O destino sentia prazer em assistir a minha luta para me
manter de pé, e então ele me empurrava para me derrubar
de novo, ele me empurrava acreditando que diante de
tantos tombos eu desistiria, e ficaria quieto atirado no
chão.
Atirado ao chão eu chorava, eu chora mas me punha de pé
novamente e, já em pé, ainda que com as pernas fracas,
cambaleantes, seguia adiante. Eu havia aprendido a ser tão
duro para com o destino, quanto o destino era duro para
comigo.
Percebendo a minha perseverança diante das dificuldades,
o destino colocou um torniquete em meu pescoço e, o
apertou. Ele sempre apertava o torniquete na mesma
proporção da minha persistência, da minha insistência em
desafia-lo, e eu o desafiava, o desafiava sempre.
4 - Irado, já no primeiro aperto no torniquete, o destino me
privou dos meus entes mais queridos.
Num segundo arroxo, o destino me tirou o que me restava
como família e, diante da minha insistência em desafia-lo,
o destino me colocou em um orfanato onde me esqueceu.
No orfanato, torturado pelos pesadelos, vivi tormentos
inimagináveis, e confessei pecados que nunca havia
pecado, chorei lágrimas que não tinha para chorar, mas não
me deixei vencer.
Combalido, porem de pé, me guardei em minha caminhei e,
a minha recusa em me render às mazelas a mim impostas
pelo destino, o levei à loucura.
Irado ao extremo comigo, o destino me torturava dia e
noite. Cada noite era um castigo diferente, e os castigos,
noite após noite só pioravam.
O destino me torturava mais e mais, ele me fazia ouvir o
ranger dos meus próprios dentes. Um dia, tomado pela
fúria, o destino me empurrou de tal forma que caí e fiquei
no chão.

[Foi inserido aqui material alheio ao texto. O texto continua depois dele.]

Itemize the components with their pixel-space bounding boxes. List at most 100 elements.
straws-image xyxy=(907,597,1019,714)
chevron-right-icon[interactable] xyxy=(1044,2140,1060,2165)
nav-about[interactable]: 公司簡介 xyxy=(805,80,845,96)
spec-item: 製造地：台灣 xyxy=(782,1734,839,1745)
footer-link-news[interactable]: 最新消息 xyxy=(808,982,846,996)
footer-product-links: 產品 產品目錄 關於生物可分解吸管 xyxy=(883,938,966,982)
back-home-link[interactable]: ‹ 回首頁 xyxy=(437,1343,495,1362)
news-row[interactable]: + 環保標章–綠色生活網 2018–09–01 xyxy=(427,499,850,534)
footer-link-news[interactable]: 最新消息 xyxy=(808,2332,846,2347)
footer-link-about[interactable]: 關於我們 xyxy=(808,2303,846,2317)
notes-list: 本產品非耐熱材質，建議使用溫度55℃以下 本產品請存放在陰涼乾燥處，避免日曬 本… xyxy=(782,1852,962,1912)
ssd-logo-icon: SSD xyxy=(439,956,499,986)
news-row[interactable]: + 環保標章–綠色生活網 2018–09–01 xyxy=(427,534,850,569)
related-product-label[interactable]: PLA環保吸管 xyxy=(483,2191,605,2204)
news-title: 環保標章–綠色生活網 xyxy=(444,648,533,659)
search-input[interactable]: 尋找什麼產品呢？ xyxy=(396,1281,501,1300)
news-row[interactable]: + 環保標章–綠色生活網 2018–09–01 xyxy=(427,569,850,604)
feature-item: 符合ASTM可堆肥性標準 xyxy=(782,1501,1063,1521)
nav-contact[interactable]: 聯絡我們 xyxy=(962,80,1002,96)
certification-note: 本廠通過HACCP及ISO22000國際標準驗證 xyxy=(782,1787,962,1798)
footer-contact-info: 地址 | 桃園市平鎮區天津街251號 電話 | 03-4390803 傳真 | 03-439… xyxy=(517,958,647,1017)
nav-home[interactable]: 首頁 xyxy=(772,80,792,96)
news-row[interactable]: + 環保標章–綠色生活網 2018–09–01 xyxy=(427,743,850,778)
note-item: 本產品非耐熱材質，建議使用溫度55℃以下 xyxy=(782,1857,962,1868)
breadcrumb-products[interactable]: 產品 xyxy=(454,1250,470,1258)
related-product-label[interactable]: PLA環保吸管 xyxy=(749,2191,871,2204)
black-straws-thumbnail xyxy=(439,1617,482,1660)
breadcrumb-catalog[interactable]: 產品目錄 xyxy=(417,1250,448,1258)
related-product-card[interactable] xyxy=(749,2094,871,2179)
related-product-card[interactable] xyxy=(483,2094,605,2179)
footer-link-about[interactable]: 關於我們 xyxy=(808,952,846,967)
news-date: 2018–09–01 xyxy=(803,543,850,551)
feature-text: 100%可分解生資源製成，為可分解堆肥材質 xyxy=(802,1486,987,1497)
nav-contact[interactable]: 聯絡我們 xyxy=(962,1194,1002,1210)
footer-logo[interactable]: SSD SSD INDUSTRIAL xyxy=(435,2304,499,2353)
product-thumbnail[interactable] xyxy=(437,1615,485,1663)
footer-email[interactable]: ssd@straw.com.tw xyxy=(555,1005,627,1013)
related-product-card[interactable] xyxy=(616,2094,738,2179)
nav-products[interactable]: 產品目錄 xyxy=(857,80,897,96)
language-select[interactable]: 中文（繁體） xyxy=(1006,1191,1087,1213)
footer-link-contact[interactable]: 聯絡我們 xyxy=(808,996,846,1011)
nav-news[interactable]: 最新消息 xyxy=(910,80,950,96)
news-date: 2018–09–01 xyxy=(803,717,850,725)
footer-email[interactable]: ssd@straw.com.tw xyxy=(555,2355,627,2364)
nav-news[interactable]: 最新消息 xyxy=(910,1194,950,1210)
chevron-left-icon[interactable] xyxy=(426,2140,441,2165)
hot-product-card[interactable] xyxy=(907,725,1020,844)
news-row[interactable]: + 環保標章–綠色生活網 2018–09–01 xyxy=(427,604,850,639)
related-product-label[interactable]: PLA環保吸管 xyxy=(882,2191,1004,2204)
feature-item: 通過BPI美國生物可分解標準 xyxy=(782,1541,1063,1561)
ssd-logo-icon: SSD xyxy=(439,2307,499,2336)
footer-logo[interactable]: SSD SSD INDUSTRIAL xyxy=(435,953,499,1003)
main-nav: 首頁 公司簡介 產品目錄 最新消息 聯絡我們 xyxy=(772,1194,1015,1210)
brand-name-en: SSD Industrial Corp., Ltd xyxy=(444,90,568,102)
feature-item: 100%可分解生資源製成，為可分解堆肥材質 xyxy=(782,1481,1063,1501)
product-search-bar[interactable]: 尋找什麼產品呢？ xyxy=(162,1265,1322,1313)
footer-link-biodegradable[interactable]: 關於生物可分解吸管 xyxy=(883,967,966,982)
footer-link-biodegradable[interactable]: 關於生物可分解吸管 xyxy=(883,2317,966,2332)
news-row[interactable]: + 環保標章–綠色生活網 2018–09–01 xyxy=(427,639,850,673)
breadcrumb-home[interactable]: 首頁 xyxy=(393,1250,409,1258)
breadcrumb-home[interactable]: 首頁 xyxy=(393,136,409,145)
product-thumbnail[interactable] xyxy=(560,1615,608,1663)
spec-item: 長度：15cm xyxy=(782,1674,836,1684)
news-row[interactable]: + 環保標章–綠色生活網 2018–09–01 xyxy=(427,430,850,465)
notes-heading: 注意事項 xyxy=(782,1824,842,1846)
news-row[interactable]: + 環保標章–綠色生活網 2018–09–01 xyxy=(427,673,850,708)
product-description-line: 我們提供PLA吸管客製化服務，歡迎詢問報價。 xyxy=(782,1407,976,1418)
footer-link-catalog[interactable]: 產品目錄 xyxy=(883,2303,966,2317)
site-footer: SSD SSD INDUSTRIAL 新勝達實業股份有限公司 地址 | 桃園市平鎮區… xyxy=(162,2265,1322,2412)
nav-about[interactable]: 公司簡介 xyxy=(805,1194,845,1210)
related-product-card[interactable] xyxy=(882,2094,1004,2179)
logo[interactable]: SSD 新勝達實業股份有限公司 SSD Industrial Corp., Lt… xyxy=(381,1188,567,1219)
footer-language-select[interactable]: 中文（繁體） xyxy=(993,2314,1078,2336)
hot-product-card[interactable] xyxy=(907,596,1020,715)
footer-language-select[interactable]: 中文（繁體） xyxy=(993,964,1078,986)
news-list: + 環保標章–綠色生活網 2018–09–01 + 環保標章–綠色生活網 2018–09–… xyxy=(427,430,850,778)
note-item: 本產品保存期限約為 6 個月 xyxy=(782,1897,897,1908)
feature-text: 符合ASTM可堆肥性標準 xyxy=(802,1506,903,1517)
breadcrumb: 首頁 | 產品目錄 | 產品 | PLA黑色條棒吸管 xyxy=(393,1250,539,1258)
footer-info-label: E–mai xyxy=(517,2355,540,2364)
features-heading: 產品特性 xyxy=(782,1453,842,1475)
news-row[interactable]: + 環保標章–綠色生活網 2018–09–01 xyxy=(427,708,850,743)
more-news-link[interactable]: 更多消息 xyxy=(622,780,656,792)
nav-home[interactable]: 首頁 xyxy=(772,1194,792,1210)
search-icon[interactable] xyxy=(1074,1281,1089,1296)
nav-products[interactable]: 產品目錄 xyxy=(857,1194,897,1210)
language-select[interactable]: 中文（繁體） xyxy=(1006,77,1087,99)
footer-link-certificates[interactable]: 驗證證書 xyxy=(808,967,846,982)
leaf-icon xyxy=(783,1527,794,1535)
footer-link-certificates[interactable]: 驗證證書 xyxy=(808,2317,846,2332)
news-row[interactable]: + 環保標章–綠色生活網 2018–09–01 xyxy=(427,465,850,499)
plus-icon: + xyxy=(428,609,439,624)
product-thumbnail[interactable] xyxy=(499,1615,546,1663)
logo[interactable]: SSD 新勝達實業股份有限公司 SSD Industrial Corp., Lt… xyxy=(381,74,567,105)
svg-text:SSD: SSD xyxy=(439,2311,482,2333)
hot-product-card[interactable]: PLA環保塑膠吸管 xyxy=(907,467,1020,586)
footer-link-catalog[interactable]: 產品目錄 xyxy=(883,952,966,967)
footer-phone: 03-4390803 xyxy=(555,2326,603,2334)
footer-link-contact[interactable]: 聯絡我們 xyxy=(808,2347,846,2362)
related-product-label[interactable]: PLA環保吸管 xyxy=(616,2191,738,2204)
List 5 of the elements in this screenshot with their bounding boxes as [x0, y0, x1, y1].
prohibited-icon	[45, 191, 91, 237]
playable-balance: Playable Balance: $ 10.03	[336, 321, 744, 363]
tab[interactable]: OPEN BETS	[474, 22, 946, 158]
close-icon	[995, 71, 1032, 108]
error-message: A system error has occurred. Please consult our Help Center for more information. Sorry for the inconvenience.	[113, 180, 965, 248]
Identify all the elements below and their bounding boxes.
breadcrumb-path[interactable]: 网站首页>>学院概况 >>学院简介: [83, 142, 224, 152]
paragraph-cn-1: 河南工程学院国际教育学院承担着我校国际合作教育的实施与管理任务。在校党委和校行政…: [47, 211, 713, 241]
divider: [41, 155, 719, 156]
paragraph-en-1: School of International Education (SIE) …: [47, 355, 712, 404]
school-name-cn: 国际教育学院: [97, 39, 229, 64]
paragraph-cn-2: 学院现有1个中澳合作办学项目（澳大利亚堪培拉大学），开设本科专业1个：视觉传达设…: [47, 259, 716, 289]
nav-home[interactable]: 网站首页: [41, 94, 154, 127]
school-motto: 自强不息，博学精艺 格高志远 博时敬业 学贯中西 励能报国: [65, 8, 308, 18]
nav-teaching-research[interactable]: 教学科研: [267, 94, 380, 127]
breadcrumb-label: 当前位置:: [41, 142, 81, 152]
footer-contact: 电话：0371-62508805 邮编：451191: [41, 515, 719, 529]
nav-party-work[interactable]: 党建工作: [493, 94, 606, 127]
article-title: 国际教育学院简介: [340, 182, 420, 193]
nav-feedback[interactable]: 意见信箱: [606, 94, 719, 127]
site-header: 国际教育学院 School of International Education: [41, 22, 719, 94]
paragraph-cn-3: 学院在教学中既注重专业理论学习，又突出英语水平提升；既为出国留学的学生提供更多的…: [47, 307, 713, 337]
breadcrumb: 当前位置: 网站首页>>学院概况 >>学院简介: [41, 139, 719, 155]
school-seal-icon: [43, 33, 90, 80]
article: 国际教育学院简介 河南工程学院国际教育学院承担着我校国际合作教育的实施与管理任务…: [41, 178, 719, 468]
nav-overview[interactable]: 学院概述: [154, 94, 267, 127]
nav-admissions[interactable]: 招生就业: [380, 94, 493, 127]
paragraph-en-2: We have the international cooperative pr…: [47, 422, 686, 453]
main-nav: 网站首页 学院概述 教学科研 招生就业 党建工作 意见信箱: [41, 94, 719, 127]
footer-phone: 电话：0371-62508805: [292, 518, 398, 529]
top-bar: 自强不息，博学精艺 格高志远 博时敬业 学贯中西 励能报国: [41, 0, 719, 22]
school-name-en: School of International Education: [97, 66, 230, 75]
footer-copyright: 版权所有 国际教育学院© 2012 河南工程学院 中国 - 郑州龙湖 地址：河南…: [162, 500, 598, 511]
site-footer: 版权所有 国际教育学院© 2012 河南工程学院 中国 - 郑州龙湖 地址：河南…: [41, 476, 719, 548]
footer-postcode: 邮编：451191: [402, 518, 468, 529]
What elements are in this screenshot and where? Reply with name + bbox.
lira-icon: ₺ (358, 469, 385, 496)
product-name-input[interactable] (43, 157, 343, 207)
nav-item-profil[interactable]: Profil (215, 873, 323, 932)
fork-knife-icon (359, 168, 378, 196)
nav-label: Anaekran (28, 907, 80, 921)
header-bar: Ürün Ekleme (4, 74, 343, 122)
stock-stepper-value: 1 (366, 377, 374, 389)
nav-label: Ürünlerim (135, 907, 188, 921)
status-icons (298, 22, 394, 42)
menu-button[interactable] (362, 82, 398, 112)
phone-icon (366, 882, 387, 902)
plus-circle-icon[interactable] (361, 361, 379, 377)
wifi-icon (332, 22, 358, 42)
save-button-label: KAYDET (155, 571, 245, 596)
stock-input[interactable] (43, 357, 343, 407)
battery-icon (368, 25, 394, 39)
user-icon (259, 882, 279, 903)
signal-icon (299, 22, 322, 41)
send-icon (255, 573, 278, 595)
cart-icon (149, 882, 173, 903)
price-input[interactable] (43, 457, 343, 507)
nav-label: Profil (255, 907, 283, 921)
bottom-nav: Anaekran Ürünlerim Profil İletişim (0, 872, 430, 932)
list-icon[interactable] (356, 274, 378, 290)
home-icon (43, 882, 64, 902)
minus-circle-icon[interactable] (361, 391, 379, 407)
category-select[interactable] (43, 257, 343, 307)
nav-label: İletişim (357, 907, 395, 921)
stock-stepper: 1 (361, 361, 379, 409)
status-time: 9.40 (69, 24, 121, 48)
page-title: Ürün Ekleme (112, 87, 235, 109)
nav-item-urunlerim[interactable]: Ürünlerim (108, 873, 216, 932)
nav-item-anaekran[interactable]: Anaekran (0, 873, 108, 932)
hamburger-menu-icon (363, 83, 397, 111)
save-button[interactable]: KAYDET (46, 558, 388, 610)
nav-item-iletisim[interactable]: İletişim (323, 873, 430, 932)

Eu estava humilhado, e foi quando, por descuido,
o destino tropeçou em meus pés e caiu.
O destino caiu exatamente em meus braços e eu o
amparei. Eu o amparei com carinho, eu o acolhi em o meu
peito como se fora ele um filho meu. Tomei o destino em
meus braços e, sob os meus afagos ele se acalmou e, calmo,
ele murmurou: - Santo Deus, como tenho sido perverso
contigo! Eu lhe sorri.
Refletindo paz, o destino retribuiu o meu sorriso com outro
sorriso, acariciou a minha com suas mãos e me deu a luz.
Finalmente nasci.
O Mensageiro - Brasília, agosto de 2012.